2段階認証もいろいろあるからね・・・
ITmediaの記事に、 2段階認証でも突破する詐欺サイトが急増 作成ツール出回る てのがありました。
インターネット上で偽のWebサイトに誘導し個人情報などを盗み取るフィッシング詐欺をめぐり、金融機関が本人確認強化のため導入している「2段階認証」が突破されるケースが増えているそうです。記事によると・・・
詐欺サイト上で打ち込ませたIDやパスワードを正規の銀行サイトに入力、利用者のもとに届いた1回限り有効なパスワード(ワンタイムパスワード)を再び詐欺サイトに入力させ、盗み取る手口だ。2段階認証でも安全とは言い切れないとして、関係者は注意を呼びかけている。

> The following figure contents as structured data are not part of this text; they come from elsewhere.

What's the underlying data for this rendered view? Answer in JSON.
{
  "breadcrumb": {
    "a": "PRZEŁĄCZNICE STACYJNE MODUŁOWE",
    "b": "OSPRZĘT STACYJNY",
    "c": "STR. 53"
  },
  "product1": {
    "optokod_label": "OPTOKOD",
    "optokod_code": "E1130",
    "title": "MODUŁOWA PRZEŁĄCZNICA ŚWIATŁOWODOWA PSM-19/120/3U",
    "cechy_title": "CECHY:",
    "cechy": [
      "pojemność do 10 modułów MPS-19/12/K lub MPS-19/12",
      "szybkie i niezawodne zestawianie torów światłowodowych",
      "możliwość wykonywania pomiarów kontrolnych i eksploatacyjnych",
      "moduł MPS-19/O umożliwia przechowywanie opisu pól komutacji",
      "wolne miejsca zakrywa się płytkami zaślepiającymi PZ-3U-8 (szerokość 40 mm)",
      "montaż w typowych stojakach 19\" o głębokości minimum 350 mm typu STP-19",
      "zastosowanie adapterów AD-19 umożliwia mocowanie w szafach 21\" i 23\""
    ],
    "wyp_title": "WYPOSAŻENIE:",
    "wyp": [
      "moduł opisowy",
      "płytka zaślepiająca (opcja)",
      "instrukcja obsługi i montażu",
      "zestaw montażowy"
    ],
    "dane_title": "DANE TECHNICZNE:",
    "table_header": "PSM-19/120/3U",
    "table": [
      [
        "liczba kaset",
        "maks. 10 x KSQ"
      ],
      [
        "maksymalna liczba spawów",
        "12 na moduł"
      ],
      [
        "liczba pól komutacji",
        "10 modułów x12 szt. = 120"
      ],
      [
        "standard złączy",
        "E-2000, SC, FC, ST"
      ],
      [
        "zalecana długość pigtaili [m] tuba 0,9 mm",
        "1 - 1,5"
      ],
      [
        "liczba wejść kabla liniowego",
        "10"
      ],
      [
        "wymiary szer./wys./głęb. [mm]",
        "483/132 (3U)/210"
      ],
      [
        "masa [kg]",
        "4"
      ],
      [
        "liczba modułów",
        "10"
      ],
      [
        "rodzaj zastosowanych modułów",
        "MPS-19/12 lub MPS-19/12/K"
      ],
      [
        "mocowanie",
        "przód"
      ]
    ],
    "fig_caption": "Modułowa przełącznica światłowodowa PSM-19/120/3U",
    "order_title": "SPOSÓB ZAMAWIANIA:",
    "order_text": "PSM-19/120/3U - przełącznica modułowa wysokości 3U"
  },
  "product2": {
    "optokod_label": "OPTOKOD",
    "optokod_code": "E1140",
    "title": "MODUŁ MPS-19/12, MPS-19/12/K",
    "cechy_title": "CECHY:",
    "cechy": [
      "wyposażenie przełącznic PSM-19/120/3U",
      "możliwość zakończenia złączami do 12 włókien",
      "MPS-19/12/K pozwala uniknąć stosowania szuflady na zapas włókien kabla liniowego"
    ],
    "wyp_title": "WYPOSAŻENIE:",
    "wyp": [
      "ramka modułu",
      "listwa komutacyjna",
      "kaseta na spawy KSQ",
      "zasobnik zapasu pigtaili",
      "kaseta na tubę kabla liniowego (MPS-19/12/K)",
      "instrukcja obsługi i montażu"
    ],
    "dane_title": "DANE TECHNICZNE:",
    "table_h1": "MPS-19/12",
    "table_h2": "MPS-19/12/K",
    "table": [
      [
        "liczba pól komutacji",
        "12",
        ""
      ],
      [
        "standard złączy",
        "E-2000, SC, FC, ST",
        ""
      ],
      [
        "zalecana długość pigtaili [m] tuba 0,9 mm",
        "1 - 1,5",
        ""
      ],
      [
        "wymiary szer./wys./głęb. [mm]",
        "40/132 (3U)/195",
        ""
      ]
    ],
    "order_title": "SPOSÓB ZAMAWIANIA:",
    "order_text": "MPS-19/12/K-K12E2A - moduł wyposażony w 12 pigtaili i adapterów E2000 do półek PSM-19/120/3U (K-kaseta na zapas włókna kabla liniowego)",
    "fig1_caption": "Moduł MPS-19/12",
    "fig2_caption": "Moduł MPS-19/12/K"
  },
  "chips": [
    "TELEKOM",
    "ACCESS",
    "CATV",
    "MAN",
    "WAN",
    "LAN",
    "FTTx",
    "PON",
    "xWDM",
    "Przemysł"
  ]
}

だそうです。詳細は記事をご覧いただきたいのですが、この2段階認証を突破する方法については、今更始まったわけではなく既にかなり前から行われていたことです。今から約5年前の2014年の本ブログにて、 今時メール送付型ワンタイムパスワードしか導入していない銀行の利用は考えた方がよくね? とのエントリーで既に取り上げていました。
詳しくは上記のエントリーをご覧いただきたいのですが、一口に2段階認証と言っても大きく分けて3つの方法があります。
- メールやSMSによるパスワード送付
- スマホのワンタイムパスワードアプリの利用
- ハードウェアトークンの利用
今回問題になっているのは、「1」のメールやSMSでワンタイムパスワードが送付される方法です。
スマホのワンタイムパスワードアプリには、 Google認証システム や Microsoft Authenticator のようなものあり、スマホのアプリを起動することでワンタイムパスワードを確認するものです。
ハードウェアトークンは具体的には弊社も利用しているジャパンネット銀行のハードウェアトークンなどがあります。
スマホのワンタイムパスワードアプリやハードウェアトークン利用によるワンタイムパスワードと決定的に違うのは、パスワードの利用可能時間の違いです。
メールやSMSによる方法だとメールを確認して入力するまでに10分から1時間程度は利用可能な時間が存在すると思いますが、スマホのアプリやハードウェアトークンの場合、短いと30秒程度、長くても1分程度でパスワードが変更されます。
ですから、メールやSMSを利用したワンタイムパスワードというのは、スマホのアプリやハードウェアトークンを利用したワンタイムパスワードに比べると利用可能時間が長い分、今回のような詐欺サイトで突破されてしまう可能性が非常に高くなってしまいます。
ワンタイムパスワードでも、メールやSMSによるパスワード送付を行っている場合は今回のような詐欺サイトの被害にあってしまう場合がありますので、十分にご注意ください。